Les historiens palestiniens vivant dans les territoires occupés en 1948, qui furent les plus ciblés par cette judaïsation, décrivent depuis quelques années les rues et les quartiers des villes comme Haïfa, Yafa, Akka, en citant leurs vrais noms, afin que les jeunes se réapproprient les lieux tels qu’ils étaient et non tels que les sionistes les ont altérés. Des visites organisées depuis une dizaine d’années par diverses associations, et commentées par des guides, permettent aux jeunes de renommer les quartiers et les rues, mais aussi les villages et les lieux-dits, couverts parfois par la forêt de la colonisation. Dans al-Naqab même, ces visites organisées permettent non seulement aux Palestiniens des autres régions de connaître cette partie du pays, mais aussi de se réapproprier les noms arabes de centaines de villages détruits, de sites historiques, de rivières et vallées, que les sionistes ont voulu faire disparaître de l’histoire et sur laquelle ils essaient de construire une autre histoire.
Tout récemment, un groupe de jeunes issus de plusieurs villages d’al-Jalil, dont le village détruit de Saffuriyé, ont lancé une campagne médiatique pour rejeter les noms judaïsés de lieux de la Palestine et se réapproprier les noms d’origine, les noms palestiniens, qui ont été forgés, comme l’affirme un professeur d’université, par l’histoire, et non par décision idéologique, comme le sont les noms judaïsés. Des centaines de noms de villages, recouverts par la judaïsation, reviennent à la surface. Des concours sont organisés, des documentaires diffusés, des photographes amateurs sillonnent le pays pour faire redécouvrir aux réfugiés le paysage palestinien et leurs villages et villes.

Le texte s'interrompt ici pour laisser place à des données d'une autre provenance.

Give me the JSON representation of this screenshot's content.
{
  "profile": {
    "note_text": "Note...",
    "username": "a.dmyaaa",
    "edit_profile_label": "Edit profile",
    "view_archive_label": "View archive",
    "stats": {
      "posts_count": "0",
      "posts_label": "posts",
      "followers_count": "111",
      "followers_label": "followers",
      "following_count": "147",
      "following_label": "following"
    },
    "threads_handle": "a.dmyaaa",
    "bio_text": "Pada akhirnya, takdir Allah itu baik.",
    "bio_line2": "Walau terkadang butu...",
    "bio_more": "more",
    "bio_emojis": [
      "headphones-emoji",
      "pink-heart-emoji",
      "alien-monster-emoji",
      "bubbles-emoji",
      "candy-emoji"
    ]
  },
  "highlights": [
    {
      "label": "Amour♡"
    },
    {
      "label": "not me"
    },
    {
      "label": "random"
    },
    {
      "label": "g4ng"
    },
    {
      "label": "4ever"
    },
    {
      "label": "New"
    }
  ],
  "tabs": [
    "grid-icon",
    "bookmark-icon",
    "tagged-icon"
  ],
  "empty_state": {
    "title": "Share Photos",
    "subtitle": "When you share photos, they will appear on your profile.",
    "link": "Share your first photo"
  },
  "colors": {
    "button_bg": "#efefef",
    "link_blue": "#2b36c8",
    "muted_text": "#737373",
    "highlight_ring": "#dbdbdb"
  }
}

Mais cette réappropriation de la Palestine dépasse le rejet de la judaïsation des noms. Elle couvre à présent les villages détruits qui accueillent, tous les ans, des centaines de jeunes décidés à reconstruire les maisons et les lieux saints, comme ce fut le cas cet été pour les villages d’al-Bassa, Iqrit, Ghabsiyyé, et Kfar Bar’em (dans al-Jalil) et tant d’autres lieux dans d’autres régions, que les Palestiniens ont décidé de se réapproprier. C’est une des nombreuses batailles menées par les Palestiniens de l’intérieur contre l’occupation. C’est notre pays, la Palestine occupée, disent-ils, et non « Israël ».